Куда же теперь я денусь? Придется мне поселиться у одного из детей моих. Я люблю их, еще бы; они любят меня, все так. Но я не дурак, я знаю, что всякая птица в своем гнезде оставаться должна, и старики стесняют юных, да и сами они стеснены. Каждый печется о яйцах, снесенных им же, и забывает о тех, из которых он вылупился. Старик, не желающий сдохнуть, докучает, как незваный гость, если при этом пристанет он к новому племени; тщетно стараешься быть незаметным; долг остальных – относиться к тебе с уваженьем. На кой черт – уваженье! Вот причина всех зол: ты им не ровня. Я приложил все усилья к тому, чтобы дети мои не уважали слишком меня; как будто достиг я успеха; но что б ты ни делал и как бы они ни любили тебя, ты будешь всегда им казаться чужим: страны, откуда пришел ты, неведомы им, а сам ты не знаешь тех стран, куда они тянутся; так как же возможно друг друга понять? Ты им в обузу, и душно тебе, раздражает все это… И к тому же (это больно сказать) человек, другими любимый, должен как можно меньше искушать любовь своих близких; какая б беда ни случилась, не надо от рода людского просить невозможного. У меня хорошие дети; вот и ладно. Они были бы лучше еще, если бы не приходилось к ним прибегать. Словом, у всякого гордость своя. Не люблю отнимать я у тех, которым я дал. Это как будто ты требуешь плату. Незаработанный хлеб застревает в горле; чудится тысяча глаз, примечающих каждый твой кус. Нет, я зависеть желаю только от друга-труда. Мне свобода нужна, хочу у себя быть хозяином, входить, выходить по воле своей.

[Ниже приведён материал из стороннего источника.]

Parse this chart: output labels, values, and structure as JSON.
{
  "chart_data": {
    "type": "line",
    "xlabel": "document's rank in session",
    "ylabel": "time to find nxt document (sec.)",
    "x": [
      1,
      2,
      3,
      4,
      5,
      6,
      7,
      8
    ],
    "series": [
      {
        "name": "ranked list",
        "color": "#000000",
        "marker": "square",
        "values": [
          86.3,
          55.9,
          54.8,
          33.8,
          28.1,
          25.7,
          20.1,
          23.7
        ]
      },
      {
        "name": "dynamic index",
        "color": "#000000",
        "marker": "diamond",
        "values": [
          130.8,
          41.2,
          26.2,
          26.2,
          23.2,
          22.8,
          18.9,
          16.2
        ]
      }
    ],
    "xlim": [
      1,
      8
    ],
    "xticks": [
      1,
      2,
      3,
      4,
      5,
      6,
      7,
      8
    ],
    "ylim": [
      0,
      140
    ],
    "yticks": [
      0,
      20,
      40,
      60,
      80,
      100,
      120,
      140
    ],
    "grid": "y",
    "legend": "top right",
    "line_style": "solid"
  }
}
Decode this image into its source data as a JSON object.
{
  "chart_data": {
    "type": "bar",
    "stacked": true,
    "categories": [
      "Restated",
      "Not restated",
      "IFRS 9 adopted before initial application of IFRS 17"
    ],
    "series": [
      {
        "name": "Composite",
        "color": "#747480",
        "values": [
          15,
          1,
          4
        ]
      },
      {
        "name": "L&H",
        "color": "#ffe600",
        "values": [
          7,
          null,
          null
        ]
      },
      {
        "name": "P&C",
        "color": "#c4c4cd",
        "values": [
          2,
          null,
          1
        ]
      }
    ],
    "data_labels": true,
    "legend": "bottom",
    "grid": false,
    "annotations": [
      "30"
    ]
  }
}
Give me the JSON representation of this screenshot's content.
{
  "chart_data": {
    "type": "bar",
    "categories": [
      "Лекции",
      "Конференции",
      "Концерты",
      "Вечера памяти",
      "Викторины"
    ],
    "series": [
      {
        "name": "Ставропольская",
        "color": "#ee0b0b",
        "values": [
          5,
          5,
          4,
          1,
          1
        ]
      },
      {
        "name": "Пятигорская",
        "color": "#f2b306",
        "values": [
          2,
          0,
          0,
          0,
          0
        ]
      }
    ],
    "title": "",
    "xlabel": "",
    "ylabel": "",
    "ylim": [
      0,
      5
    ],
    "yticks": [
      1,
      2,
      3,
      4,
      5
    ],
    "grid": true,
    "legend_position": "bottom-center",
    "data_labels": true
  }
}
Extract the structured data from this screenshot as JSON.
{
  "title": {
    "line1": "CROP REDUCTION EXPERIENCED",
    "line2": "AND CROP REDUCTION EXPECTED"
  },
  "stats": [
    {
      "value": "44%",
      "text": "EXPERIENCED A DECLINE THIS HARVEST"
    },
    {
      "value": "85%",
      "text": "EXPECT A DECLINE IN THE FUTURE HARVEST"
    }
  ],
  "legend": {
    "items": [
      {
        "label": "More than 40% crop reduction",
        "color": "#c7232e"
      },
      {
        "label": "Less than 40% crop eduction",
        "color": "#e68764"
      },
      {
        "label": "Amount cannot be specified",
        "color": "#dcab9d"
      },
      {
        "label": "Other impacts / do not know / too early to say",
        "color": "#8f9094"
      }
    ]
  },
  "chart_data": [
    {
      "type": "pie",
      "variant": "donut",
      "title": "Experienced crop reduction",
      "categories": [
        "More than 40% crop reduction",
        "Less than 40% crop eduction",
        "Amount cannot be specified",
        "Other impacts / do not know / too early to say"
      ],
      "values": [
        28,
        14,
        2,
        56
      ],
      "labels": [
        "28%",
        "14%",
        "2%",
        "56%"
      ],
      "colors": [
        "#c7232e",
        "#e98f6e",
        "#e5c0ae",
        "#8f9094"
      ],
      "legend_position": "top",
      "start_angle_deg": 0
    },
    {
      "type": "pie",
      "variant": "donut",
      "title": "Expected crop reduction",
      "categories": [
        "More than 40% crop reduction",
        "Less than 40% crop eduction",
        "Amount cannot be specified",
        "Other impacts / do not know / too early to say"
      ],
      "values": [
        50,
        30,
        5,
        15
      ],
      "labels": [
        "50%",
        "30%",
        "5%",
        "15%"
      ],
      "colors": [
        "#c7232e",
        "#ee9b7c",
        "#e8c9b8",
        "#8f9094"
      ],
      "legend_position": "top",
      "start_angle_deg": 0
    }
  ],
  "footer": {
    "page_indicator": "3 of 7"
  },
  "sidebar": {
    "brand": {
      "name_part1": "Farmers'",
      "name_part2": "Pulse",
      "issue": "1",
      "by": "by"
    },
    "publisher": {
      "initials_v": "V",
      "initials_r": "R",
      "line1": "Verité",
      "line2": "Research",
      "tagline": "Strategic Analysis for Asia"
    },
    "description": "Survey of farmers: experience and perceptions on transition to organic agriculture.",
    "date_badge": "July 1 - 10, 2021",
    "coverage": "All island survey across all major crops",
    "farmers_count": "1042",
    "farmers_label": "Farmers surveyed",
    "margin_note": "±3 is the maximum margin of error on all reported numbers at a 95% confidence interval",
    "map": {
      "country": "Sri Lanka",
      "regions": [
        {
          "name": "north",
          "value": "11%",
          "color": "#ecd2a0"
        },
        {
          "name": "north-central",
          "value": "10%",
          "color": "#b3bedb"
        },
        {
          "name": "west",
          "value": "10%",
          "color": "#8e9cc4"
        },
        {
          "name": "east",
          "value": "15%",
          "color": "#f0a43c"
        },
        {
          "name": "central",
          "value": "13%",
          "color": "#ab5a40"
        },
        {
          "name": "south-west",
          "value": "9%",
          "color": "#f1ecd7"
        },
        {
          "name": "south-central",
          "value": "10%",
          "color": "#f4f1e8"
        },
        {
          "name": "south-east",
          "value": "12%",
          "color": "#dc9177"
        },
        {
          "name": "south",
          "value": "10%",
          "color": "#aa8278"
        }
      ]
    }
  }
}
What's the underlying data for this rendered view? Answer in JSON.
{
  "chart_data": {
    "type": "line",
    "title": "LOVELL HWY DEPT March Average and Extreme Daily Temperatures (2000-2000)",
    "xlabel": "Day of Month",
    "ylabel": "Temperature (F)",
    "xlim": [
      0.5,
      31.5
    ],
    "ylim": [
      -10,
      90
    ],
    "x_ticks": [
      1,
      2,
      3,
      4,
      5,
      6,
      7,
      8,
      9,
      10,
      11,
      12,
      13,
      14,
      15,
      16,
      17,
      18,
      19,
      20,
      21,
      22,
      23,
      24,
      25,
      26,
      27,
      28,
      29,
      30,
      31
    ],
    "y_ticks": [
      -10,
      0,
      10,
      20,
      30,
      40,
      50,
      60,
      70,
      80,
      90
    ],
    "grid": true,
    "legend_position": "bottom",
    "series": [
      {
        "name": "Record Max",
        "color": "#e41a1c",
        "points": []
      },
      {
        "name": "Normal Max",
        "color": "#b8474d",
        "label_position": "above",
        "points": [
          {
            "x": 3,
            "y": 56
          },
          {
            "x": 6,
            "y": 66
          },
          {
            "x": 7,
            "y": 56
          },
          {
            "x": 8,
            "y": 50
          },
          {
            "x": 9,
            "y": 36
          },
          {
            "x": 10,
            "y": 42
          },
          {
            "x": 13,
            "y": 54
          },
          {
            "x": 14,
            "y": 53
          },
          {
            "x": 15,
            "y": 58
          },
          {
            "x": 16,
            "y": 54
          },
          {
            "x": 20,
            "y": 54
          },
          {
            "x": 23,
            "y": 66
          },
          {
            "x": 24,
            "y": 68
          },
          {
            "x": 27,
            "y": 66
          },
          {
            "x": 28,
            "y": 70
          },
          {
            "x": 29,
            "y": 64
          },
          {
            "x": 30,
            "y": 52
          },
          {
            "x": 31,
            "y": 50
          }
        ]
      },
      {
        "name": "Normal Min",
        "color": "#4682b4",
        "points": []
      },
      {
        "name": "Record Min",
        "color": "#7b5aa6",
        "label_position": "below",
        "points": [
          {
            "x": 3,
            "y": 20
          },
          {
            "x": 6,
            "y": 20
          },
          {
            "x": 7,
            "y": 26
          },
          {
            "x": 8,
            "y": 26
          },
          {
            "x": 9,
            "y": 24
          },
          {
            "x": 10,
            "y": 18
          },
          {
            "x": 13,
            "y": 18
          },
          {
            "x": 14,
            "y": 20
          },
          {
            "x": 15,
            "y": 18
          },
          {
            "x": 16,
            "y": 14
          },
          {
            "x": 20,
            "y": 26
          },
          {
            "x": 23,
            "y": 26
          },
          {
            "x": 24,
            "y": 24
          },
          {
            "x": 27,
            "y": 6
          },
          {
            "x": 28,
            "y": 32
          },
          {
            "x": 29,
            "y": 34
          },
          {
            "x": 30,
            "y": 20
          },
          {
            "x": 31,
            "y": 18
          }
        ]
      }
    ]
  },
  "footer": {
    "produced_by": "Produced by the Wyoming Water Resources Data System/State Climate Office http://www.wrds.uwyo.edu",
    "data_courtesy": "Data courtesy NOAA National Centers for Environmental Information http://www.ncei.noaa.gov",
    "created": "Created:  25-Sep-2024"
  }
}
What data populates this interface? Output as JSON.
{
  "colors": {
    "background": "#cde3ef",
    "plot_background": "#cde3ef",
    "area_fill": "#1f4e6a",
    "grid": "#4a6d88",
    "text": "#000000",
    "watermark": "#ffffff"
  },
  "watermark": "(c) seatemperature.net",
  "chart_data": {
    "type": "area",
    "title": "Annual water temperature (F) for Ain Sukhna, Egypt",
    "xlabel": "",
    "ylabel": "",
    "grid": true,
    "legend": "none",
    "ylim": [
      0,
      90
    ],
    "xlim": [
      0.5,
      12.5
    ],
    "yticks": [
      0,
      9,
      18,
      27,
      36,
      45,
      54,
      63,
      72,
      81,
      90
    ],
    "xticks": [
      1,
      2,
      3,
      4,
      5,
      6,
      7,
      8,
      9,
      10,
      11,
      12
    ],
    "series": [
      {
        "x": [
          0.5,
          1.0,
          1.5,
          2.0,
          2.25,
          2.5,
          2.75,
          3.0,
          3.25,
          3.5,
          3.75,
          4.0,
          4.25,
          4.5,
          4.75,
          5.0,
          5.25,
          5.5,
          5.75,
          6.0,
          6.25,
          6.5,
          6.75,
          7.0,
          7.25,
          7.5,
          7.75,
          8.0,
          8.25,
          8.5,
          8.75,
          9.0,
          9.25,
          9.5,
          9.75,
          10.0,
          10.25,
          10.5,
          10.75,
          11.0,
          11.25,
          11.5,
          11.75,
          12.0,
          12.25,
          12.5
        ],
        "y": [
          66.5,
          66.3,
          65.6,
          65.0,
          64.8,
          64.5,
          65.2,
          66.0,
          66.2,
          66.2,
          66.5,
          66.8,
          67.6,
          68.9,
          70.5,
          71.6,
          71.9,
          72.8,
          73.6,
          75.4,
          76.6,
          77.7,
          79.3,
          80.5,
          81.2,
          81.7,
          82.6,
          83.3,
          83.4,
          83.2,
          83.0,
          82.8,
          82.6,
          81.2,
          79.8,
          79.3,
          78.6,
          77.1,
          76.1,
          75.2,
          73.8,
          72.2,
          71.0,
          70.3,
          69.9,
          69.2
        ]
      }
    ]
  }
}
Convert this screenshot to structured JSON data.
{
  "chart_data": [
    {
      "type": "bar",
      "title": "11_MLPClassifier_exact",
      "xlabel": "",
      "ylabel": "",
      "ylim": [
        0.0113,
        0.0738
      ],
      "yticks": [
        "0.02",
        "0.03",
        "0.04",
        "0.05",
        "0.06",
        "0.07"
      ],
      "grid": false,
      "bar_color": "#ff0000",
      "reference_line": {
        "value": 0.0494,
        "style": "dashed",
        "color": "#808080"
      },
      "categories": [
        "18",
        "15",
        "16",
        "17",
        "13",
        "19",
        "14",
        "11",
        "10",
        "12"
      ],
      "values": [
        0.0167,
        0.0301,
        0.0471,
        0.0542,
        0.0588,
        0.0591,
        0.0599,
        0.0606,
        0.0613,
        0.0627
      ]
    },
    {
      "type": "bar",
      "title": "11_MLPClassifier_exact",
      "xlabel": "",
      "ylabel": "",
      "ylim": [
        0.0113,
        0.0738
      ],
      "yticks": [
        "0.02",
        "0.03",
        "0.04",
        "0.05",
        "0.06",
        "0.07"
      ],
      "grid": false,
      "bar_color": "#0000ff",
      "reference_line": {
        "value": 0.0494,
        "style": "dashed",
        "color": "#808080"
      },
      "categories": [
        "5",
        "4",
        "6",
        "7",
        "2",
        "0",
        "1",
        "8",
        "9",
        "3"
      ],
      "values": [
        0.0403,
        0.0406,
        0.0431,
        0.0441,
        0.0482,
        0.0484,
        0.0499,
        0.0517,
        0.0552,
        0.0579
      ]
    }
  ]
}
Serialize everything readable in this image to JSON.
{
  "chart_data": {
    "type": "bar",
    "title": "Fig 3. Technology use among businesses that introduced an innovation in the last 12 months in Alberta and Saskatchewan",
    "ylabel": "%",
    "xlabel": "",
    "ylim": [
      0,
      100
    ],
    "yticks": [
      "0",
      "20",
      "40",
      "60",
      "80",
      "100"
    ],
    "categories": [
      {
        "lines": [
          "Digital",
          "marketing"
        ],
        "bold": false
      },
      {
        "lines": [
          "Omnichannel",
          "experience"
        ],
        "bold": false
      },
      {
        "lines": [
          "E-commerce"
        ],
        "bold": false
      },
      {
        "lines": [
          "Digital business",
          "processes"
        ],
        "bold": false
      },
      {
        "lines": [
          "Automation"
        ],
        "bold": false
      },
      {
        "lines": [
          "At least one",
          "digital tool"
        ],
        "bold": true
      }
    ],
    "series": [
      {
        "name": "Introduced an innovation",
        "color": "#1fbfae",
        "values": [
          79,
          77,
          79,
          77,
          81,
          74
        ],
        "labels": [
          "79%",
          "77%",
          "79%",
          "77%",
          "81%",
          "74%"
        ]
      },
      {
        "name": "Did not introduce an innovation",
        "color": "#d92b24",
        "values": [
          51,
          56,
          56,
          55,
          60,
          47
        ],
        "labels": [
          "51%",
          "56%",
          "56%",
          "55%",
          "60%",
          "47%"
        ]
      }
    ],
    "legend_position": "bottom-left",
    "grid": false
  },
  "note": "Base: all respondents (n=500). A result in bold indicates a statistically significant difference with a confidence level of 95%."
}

Горе мне, старому! Хуже просить подаянье у близких, чем у прохожих просить. Первые принуждены тебе дать; никогда ты не знаешь, от всей ли души помогают они; и лучше в сто крат околеть, чем знать, что они стеснены”.

Так стонал я, мучился, чувствуя, что задеты душевная моя гордость, привязанности, личная свобода, все, что любил я (…воспоминанья прошлого, растаявшего как дым…), все, – и лучшее и худшее, что было во мне; и знал я, что волей-неволей, а придется мне, придется избрать самый горький путь. Сознаюсь, что я не разыгрывал бесстрастного мудреца. Я чувствовал себя жалким, словно дерево, которое подпилили бы по уровню земли, да и свалили. Но вот, сидя на камне своем, как на горшке, ища вокруг чего-нибудь, за что уцепиться, вдруг заметил я невдалеке полускрытые кудрявой листвой просади зубчатые башни знакомого замка… И вспомнил я внезапно о всех тех красивых произведеньях, которыми я за двадцать пять лет наполнил его, вспомнил я утварь, безделушки, резную лестницу, все то, что хозяин, добрый Филберт, мне заказывал. Вот был чудак! Иногда он меня в бешенство приводил. Однажды, помнится, он вздумал заставить меня изваять его любовницу в уборах Евы, а себя в латах Адама, Адама разудалого, резвого, – после внушений змия. И в гербовой зале я, по прихоти его, должен был так изваять оленьи головы на щитах, чтобы они походили на благодушных рогачей наших краев! Смеху-то было! Но черту трудно угодить. Кончил одно, принимайся за другое… И деньги его видел я редко… Ничего! Он способен был любить прекрасное, будь это дерево или тело, и в обоих случаях он любил одинаково (так и следует: люби произведенье искусства, как женщину, сладострастно, всей душой, всеми чувствами), и хотя он мне и не платил, скупец, зато спас он меня! Тут я дышу, там – я погиб. Дерево моего былого срублено; но плоды его остались; они защищены от огня и от стужи. И мне захотелось их повидать, облизать их как можно скорее, дабы снова почувствовать сладость жизни.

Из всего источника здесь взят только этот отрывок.